Delayed Reaction: The Aeronauts

Premise: In the 1800s, a hot air balloon pilot and a scientist attempt to break the elevation record and collect valuable data without realizing the full effects of a lack of oxygen.

While I like the idea of seeing lots of combinations of actors and casting the people who are best for the role over just picking the biggest names, I do wish more actors who work well together would form partnerships. Comedies are great about doing this. While I haven't liked an Adam Sandler Happy Madison production in a while, it is nice to know which familiar faces will show up in them. I love the “Apatow crew” who seem to be playing to each other as much as they are to the audience. If Ryan Gosling and Emma Stone made a movie together every other year, it would take a long time for me to get tired of it. The better that performers get to know each other, the better they can play off each other. It's the same idea behind sports teams needing to build chemistry before they can maximize their performance in the game.

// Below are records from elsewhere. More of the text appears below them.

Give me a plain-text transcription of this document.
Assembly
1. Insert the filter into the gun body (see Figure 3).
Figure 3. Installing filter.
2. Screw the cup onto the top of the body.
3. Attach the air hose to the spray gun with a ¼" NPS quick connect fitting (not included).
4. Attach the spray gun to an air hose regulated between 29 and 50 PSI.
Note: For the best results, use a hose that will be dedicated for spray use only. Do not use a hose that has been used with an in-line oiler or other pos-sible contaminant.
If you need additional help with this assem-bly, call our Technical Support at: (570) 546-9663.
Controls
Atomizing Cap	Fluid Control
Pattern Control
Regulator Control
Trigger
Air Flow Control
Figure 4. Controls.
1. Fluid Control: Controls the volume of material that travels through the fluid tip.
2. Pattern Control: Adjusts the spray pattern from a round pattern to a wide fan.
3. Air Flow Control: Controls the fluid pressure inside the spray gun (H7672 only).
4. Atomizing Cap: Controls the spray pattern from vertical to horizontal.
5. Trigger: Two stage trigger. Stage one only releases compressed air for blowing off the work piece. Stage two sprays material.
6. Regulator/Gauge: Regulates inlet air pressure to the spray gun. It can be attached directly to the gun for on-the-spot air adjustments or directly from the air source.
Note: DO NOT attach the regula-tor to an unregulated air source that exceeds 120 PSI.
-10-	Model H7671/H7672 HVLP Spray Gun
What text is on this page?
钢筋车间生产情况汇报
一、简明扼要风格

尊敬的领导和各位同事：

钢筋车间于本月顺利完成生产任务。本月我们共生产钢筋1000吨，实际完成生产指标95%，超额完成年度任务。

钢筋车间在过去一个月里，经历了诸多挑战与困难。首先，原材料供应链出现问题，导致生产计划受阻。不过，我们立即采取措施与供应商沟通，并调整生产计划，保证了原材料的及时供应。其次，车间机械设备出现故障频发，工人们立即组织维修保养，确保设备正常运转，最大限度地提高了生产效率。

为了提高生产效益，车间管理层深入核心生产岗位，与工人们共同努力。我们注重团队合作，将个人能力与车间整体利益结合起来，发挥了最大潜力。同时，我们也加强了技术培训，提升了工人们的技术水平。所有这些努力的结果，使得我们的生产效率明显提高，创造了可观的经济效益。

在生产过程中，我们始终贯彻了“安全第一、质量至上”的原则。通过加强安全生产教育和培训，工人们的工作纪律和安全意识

Naturally, the most exciting thing for me about The Aeronauts was seeing Felicity Jones and Eddie Redmayne paired together again. It’s a much different movie than The Theory of Everything and their dynamic is unrecognizable. But dammit, I just like seeing those two paired up.

This movie is a little thin. It's mainly about two people trapped in a hot air balloon. Their flight only takes a couple hours. That's really not a lot of time to have a full emotional arc, given that they spend half the time with oxygen deprivation. The action can be summed up as "what comes up, must come down". I was a little disappointed to learn that the Felicity Jones character wasn't based on a real person and this specific flight was really rooted in history. Obviously, if I think about it for even a half-second, of course this was going to be wildly dramatized. There's been exactly one exciting real hot air balloon story ever, and that was the Hindenburg disaster, which I'm not even sure counts.

The movie does everything right that it can though. It keeps a pretty lean runtime, realizing there's no reason this should ever flirt with being 2 hours long. They mix in enough backstory to explain the character motivations. They don't force Jones and Redmayne into a romance. They uses the space on the air balloon well. The visual effects around it are solid. They even manage to explain the physics of the balloon without it ever sounding like an exposition dump. It may have been foolish for people to ever think this would be an awards player, but it's a fun little movie.

One silly detail I sarcastically loved was the half-hearted attempt to explain the scientific importance of the voyage. Redmayne jots a few notes down in a notebook and is like "I scienced so good that I can prove that the atmosphere has layers. Layers, I tell you! Hooray for science!" I don't know much about the atmosphere, or science in general if I'm being honest, but I know enough to find the lack of scientific rigor in this adorable.